A linear actuator is a device that is used to perform an operation along a linear path. In one configuration, rotary motion is translated into linear motion by passing a lead screw through a threaded rotor of a rotary electric motor.
A can-stack linear actuator is a specific type of motor that converts electrical energy into precise and repeatable rotational movement. Converting this rotary motion into linear motion can be accomplished in several ways. The simplest way is through an external linear motor design, in which a lead screw is rigidly fixed to the rotor, and as the rotor rotates, a linear nut external to the motor will traverse the lead screw. Another way is to use a non-captive motor design which transforms this rotary motion-using threads centrally located in the rotor. As the rotor turns and the lead screw is held from rotating using an external nut, it retracts and extends depending on the rotor direction. Similarly, the captive motor design uses a lead screw and shaft assembly attached to a pinion which prevents the lead screw from rotating using a custom sleeve and is internal to the motor. Examples of this type of motor design can be found for example in U.S. Pat. No. 6,774,517 to Kowalski et al. and in U.S. Pat. No. 6,603,229 to Toye, IV, the subject matter of each of which is herein incorporated by reference in its entirety.
The present invention describes improvements that are applicable to a captive motor design, but that are also viable for all can-stack designs. In addition, the present invention describes these improvements as applied to DC stepper motors but they also lend themselves to other types of DC motors.

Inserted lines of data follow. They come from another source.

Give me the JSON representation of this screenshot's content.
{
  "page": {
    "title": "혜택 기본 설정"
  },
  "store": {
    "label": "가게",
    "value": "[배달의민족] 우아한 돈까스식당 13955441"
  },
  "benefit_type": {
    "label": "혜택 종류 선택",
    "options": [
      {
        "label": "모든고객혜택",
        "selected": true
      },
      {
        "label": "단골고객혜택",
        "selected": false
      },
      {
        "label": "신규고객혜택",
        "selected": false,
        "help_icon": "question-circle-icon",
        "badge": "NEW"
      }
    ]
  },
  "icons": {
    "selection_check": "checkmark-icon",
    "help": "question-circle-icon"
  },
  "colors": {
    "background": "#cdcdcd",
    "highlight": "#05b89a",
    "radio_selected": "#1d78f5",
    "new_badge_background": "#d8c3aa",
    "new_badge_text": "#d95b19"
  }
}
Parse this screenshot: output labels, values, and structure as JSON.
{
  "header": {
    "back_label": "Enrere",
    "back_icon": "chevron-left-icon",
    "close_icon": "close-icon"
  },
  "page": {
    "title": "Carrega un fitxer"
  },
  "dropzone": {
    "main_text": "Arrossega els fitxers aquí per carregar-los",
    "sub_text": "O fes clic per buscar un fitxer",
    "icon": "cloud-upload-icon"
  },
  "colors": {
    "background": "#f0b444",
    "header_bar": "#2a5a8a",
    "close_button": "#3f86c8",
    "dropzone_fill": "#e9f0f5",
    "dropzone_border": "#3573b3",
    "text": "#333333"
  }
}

Current can-stack motor designs have large tolerance stack-ups and concentricity issues. Regardless of the control on the process or the accuracy of the tooling, it is difficult to create parts with identical dimensions. When designing a can-stack motor, a trade-off occurs between cost and tolerance accuracy across multiple parts. It is therefore necessary to compensate for these tolerances in the nominal dimensions of each part to gain a factor of safety in the final assembly.
FIG. 1 depicts a cross section of a typical prior art can-stack design. A sleeve bearing 12 having a bearing inner diameter 14 and a bearing outer diameter 16 is held in place front sleeve 10. A shaft (not shown) is encased in and extends through the length of front sleeve 10 and into the interior of rotor assembly 20. The sleeve bearing 12 is accommodated within a radial spacing between the front sleeve 10 and rotor assembly 20. Pole plates 22 are arranged around the magnetic rotor assembly 20. Ultimately, the design must insure proper clearances between the outer diameter of the rotor assembly 20 and the inner diameter of the pole plates 22, in order to avoid interference between them. The resulting air gap between the inner diameter of the pole plates 22 and the outer diameter of the rotor assembly 20 also can be quite large. It is highly desirable to control this air gap by minimizing the air gap as low as possible to produce a better magnetic field and thus generate more torque.
In addition, as seen in FIG. 2, the rotor assembly 20 typically comprises a plastic insert 30 that gets molded inside magnet 32. Concentricity between the magnet outer diameter, the internal threads (not shown) and the bearing journals 34 can be controlled during the molding process. The molded insert 30 has bearing journals 34 on either end that accept the inner diameter of the bearings. In order to keep the tolerance stack-up as low as possible, a tight tolerance must be held on the outer diameter of the molded bearing journal, increasing the piece price cost and complexity of the tooling. In addition, the inner diameter of the bearing needs to be ground to minimize the tolerance stack, which also adds cost to the bearing. The motor comprises two, separate front and rear sleeves which have molded bearing pockets. The diameter of the bearing pockets needs to be held to tight tolerance in order to ensure proper alignment between the front sleeve, rear sleeve, bearings and rotor. In addition to the bearing pockets, the sleeves contain the bobbin that the motor wire gets wound onto. Again, this creates multiple parts that have high cost and complex tooling.